Resta invariato il quadro cautelare nell’inchiesta sull’attentato ai danni di Sigfrido Ranucci. Il Tribunale del Riesame di Roma ha infatti confermato gli arresti nei confronti dei quattro indagati ritenuti i presunti autori materiali dell’attacco e ha mantenuto anche l’aggravante del metodo mafioso contestata dalla Procura. La decisione arriva dopo il ricorso presentato dai legali degli indagati, che avevano chiesto l’annullamento delle misure cautelari e una revisione dell’ipotesi accusatoria relativa all’associazione a delinquere aggravata dalle modalità mafiose.
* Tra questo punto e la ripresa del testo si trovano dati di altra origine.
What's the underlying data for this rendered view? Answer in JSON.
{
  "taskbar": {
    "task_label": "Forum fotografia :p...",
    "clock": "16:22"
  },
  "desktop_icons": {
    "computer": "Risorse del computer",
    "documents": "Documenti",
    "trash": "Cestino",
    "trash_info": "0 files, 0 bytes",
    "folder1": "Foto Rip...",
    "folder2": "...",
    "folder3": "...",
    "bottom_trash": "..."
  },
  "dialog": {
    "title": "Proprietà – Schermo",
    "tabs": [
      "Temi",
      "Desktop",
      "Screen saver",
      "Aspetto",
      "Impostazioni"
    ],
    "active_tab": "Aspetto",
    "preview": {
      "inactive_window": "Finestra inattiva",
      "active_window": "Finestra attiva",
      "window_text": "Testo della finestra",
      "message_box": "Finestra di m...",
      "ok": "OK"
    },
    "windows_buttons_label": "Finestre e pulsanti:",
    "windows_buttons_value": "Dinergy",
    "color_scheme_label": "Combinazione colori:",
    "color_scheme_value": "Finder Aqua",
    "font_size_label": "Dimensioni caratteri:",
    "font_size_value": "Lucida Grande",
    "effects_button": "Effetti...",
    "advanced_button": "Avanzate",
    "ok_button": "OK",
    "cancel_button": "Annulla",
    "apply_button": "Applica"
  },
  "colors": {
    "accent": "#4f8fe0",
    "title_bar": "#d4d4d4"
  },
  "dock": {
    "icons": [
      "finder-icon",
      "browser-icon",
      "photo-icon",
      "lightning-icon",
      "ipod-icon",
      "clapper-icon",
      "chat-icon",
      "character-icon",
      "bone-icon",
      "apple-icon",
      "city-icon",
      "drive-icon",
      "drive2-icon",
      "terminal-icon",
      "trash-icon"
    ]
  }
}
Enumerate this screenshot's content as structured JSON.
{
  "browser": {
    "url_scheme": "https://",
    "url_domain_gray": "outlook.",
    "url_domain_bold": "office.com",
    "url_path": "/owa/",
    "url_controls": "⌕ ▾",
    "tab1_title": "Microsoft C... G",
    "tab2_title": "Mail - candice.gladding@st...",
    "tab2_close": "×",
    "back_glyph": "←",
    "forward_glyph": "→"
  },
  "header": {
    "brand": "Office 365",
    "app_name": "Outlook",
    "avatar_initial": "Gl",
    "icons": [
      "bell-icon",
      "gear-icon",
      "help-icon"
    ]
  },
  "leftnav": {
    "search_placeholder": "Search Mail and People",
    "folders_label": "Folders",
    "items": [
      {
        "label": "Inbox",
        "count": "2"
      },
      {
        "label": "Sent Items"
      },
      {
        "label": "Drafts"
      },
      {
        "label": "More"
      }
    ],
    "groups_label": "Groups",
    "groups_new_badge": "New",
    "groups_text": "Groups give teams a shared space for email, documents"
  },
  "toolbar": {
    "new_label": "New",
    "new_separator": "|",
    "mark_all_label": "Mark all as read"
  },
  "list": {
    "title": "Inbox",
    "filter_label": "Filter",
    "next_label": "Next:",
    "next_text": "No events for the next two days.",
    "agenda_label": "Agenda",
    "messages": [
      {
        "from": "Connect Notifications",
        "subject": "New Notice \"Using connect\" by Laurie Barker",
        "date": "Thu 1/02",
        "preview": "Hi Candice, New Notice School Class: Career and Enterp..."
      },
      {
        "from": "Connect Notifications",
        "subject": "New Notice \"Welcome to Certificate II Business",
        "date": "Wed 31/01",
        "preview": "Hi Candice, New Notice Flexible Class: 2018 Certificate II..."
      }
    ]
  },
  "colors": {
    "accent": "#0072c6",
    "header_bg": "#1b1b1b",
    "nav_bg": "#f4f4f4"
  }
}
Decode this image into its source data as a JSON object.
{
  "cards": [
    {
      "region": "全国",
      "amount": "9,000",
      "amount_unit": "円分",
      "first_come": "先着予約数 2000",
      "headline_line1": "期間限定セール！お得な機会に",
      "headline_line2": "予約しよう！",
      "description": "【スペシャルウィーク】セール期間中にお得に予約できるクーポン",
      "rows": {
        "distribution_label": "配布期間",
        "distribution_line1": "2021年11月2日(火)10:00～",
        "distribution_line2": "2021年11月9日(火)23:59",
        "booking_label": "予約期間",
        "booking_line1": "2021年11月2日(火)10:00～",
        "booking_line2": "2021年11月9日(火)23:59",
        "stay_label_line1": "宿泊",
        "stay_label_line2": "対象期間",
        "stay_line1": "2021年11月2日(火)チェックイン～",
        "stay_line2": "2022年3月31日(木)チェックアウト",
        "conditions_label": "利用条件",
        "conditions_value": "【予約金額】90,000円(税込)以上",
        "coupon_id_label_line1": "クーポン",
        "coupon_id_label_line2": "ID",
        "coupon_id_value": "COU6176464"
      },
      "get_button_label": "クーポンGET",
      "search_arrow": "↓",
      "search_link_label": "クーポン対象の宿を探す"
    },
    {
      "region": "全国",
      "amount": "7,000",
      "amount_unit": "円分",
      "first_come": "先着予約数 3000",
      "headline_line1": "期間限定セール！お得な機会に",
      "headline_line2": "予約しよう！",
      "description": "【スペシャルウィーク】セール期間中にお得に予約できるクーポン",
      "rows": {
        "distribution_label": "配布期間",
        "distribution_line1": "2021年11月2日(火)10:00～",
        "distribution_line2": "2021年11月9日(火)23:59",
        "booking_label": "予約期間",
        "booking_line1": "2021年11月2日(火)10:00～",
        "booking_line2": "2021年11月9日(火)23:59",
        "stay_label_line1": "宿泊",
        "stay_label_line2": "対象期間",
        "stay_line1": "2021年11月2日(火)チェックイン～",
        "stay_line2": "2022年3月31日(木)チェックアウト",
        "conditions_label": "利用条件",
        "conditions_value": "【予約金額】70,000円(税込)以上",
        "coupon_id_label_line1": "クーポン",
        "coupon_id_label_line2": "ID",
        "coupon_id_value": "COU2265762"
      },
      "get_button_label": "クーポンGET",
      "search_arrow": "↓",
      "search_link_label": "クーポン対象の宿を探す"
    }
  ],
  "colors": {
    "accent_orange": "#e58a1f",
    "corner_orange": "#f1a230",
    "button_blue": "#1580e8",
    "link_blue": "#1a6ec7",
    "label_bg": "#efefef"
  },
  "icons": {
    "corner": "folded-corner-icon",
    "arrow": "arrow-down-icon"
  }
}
I giudici, invece, hanno ritenuto valido l’impianto costruito dagli inquirenti.
L’inchiesta riguarda l’attentato avvenuto lo scorso 16 ottobre, quando un ordigno esplose davanti all’abitazione del conduttore di Report a Pomezia.
Confermato il quadro accusatorio sui presunti esecutori
Secondo la ricostruzione della Procura, il gruppo avrebbe agito su commissione, ricevendo un compenso economico per mettere in atto l’attentato. Il Riesame ha quindi confermato la validità delle contestazioni nei confronti di Antonio Passariello, Pellegrino D’Avino, Saverio Mutone e Marika De Filippis, quest’ultima sottoposta alla misura degli arresti domiciliari. La conferma delle misure cautelari rappresenta un passaggio importante per gli investigatori, che continuano a lavorare sulla ricostruzione completa della vicenda e soprattutto sull’individuazione di eventuali livelli superiori rispetto agli esecutori materiali.